In Holmes' case, jurors have seen more than 70 shooting survivors, some in wheelchairs or missing limbs.
They heard doctors diagnose Holmes with a spectrum of mental illnesses, from schizophrenia to full-blown psychosis. They were told he had a delusion that he could increase his own self-worth by murder. They thumbed through his spiral notebook, which contained elaborate plans for the massacre, along with incoherent ramblings and strange symbols. They handled Holmes' arsenal of weapons and body armor. They saw a jail video of him running head-first into walls.
They watched nearly 22 hours of interviews, recorded two years after the crime, in which Holmes calmly describes taking aim at fleeing moviegoers and says his mind was "kind of falling apart."

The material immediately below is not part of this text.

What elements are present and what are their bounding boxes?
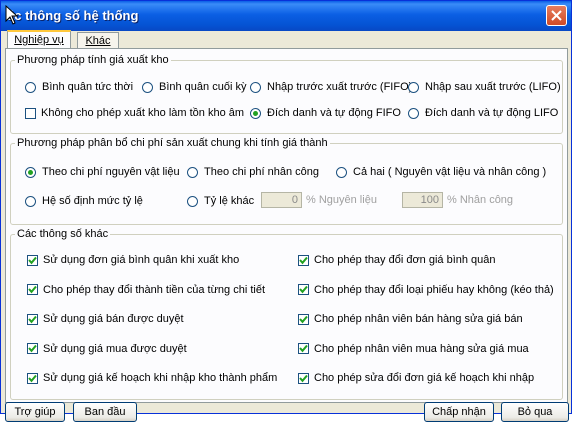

"In a case of this magnitude, it's easy for a jury to get overloaded by just the voluminous amount of information that has been presented to them," said Steven Pitt, a forensic psychiatrist who isn't involved in the Holmes trial. "But don't underestimate the ability of juries to synthesize volumes and volumes of information and ultimately do the right thing."
Pitt said the state's insanity statute will provide a "base camp" as jurors explore the evidence. They've been developing a narrative in their minds and now must come together to discuss how it matches with the legal options, Hans said.
"The question in an insanity case is not whether he knew he was hurting others, but whether the reasons he hurt them reflected an understanding that he was wrong to do so," said Christopher Slobogin, who teaches law and psychiatry at Vanderbilt Law School.
Across the nation, even defendants with a history of mental problems can fail in their insanity defense.
Eddie Ray Routh, the former Marine convicted in February of killing "American Sniper" author Chris Kyle and another man, was hospitalized multiple times for psychiatric treatment and prescribed medication to treat schizophrenia. He spoke of pig-human hybrids and the apocalypse.
But jurors later said they were not convinced he was having a psychotic episode, and said he knew the consequences when he pulled the trigger.
On the other hand, even a person who knows it's wrong to kill can be found insane.
Andrea Yates, of Houston, who was found not guilty by reason of insanity in 2006 after drowning her five children in their bathtub, knew it was wrong but believed she was saving them from hell.
And, as the Hinckley case showed, even someone who commits a crime as outrageous as trying to kill a president might not be held legally responsible.
"You never know what a jury is going to do," Slobogin said. "It could go so many different ways."